Year 6 Science scheme of work covering permineralisation stages and Mary Anning's historical discoveries to ensure logical progression through the fossil record.
A strategic unit plan mapping the logical progression of skills, knowledge, and assessment points across an entire topic.
Subject: Science | Year: 6
Class/Set: ____________ Date/Term: ____________
Intent: Students will develop a deep understanding of how fossils are formed over millions of years and how the fossil record provides essential evidence for the theory of evolution and environmental change.
| Timeframe | Lesson Title | Learning Objective (LO) | Key Activities / Assessment |
|---|---|---|---|
| Lesson 1 | Introduction to Fossils | To define fossils and identify the conditions required for fossilisation. | Examine: Observe various fossil samples. Label: Complete a diagram of sedimentary rock layers. Explain: List the 'Tier 2' vocabulary: sediment, erosion, and mineralisation. |
| Lesson 2 | The Process of Formation | To describe the stages of permineralisation. | Sequence: Order the stages from death to discovery.
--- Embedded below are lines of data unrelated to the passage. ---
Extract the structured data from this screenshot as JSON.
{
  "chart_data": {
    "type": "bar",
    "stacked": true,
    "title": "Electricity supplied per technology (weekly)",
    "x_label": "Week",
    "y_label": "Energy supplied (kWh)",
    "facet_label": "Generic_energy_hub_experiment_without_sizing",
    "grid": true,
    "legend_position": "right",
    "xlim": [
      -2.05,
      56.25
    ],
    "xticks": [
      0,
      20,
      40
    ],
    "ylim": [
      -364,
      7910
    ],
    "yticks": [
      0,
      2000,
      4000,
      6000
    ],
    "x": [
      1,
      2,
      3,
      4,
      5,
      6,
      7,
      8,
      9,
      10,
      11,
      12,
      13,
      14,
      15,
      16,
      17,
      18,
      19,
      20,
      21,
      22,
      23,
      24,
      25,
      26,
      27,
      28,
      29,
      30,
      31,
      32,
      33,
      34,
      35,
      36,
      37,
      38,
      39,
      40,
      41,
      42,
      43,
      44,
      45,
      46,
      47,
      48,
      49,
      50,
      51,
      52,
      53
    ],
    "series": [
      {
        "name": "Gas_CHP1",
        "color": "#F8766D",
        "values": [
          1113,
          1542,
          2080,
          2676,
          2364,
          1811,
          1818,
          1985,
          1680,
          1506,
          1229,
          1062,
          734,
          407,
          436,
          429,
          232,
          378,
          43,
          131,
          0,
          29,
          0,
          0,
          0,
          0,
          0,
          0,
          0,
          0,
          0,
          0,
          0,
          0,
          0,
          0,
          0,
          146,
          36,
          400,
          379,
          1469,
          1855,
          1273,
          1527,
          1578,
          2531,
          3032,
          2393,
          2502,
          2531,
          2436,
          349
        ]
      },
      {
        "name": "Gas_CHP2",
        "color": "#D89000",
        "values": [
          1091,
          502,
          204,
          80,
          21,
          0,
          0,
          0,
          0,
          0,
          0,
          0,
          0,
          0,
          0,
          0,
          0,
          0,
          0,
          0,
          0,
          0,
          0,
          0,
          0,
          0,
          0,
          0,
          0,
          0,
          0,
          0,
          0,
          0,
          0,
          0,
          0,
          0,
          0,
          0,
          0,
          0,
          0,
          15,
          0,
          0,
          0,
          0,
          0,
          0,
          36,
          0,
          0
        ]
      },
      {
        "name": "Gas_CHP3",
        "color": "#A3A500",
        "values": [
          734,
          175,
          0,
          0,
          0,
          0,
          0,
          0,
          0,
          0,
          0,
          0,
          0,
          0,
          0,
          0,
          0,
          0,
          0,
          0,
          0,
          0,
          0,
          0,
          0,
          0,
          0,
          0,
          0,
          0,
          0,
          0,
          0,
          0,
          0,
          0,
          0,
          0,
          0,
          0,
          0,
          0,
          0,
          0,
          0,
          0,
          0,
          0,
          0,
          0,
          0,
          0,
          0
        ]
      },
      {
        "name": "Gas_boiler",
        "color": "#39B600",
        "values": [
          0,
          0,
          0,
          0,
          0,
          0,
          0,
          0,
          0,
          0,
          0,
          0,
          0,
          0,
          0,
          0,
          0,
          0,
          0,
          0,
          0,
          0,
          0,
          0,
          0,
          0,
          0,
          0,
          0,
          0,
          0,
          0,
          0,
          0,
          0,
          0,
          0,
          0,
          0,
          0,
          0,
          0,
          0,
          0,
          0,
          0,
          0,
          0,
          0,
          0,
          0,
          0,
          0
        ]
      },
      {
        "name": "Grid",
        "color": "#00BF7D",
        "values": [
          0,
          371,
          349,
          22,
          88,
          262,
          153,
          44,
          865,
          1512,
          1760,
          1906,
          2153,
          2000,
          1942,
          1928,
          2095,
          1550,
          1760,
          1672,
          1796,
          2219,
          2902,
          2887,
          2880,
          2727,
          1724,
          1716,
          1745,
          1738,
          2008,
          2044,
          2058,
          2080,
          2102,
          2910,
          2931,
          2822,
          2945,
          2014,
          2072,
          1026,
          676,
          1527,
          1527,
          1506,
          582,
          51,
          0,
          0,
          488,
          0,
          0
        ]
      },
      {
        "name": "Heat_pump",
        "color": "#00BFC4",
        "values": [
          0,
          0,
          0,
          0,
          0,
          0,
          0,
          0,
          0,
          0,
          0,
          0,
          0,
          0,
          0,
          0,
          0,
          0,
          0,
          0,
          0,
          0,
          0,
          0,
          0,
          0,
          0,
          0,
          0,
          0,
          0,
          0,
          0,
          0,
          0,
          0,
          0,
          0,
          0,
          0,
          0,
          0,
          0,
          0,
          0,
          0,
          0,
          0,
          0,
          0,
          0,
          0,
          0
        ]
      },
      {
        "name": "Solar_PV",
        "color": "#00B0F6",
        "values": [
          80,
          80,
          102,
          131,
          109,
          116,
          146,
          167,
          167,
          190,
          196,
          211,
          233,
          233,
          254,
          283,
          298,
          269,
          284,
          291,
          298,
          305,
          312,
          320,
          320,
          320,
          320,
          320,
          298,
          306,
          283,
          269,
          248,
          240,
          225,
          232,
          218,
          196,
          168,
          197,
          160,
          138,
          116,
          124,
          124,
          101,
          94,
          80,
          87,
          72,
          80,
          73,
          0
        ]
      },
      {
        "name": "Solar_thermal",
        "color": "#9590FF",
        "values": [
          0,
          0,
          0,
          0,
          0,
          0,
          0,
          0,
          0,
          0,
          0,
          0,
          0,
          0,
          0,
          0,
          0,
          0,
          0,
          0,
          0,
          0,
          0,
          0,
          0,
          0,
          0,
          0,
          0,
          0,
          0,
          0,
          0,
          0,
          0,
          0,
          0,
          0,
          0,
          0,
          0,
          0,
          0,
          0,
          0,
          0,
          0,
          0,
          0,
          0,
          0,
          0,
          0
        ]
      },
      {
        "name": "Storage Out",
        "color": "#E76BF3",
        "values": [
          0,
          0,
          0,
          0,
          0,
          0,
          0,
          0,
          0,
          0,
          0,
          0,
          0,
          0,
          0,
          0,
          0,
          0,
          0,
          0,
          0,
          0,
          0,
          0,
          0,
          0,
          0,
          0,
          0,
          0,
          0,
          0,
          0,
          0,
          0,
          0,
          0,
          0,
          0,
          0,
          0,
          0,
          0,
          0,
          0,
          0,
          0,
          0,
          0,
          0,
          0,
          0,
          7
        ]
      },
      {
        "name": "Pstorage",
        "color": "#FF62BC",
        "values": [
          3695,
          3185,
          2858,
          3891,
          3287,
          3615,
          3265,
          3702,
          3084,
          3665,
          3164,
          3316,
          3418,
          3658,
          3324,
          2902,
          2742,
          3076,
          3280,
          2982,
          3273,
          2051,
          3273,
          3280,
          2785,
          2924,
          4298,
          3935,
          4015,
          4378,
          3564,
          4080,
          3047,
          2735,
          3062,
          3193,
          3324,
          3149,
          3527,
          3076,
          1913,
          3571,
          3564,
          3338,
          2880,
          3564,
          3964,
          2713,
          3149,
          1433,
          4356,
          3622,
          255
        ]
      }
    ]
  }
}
Model: Use bread or clay to simulate the compression of organic matter over time. |
| Lesson 3 | Mary Anning and Palaeontology | To evaluate the historical significance of Mary Anning's discoveries. | Research: Use secondary sources to track Anning's finds in Lyme Regis. Discuss: Debate why her work was initially overlooked by the scientific community. |
| Lesson 4 | Mid-Unit Assessment | To demonstrate understanding of fossil formation and terminology. | Assess: Complete a mid-unit retrieval quiz. Explain: Write a short paragraph explaining why most living things do not become fossils. |
| Lesson 5 | Fossils as Evidence | To explain how fossils provide evidence for evolution. | Compare: Contrast the skeletal structure of an Archaeopteryx with a modern bird. Analyse: Identify shared characteristics between prehistoric and modern species. |
| Lesson 6 | Trace Fossils vs Body Fossils | To distinguish between trace fossils and body fossils. | Categorise: Sort images into 'Body' (teeth/bone) or 'Trace' (footprints/coprolites). Infer: Suggest what trace fossils tell us about ancient animal behaviour. |
| Lesson 7 | Environmental Clues | To infer past environments from fossil evidence. | Investigate: Look at marine fossils found on mountain tops. Hypothesise: Create a theory on how the landscape has changed over millions of years. |
| Lesson 8 | The Fossil Record Review | To consolidate knowledge of the fossil record's limitations and strengths. | Review: Summarise the unit's key findings. Summarise: Final unit assessment focusing on the 'Working Scientifically' curriculum descriptors. |
Resources Needed:
Sequencing the transition from concrete observation to abstract evolutionary theory addresses the common Year 6 struggle with deep-time conceptualisation. By explicitly teaching permineralisation through a staged sequence from death to discovery, this resource replaces vague notions of petrification with precise geological mechanisms. The architecture prioritises schema construction by isolating the conditions for fossilisation before introducing the fossil record as empirical evidence for change. This strategic scaffolding ensures that pupils move beyond simple identification, developing the disciplinary rigour required to evaluate past environments and biological evolution as part of their Key Stage 2 scientific development.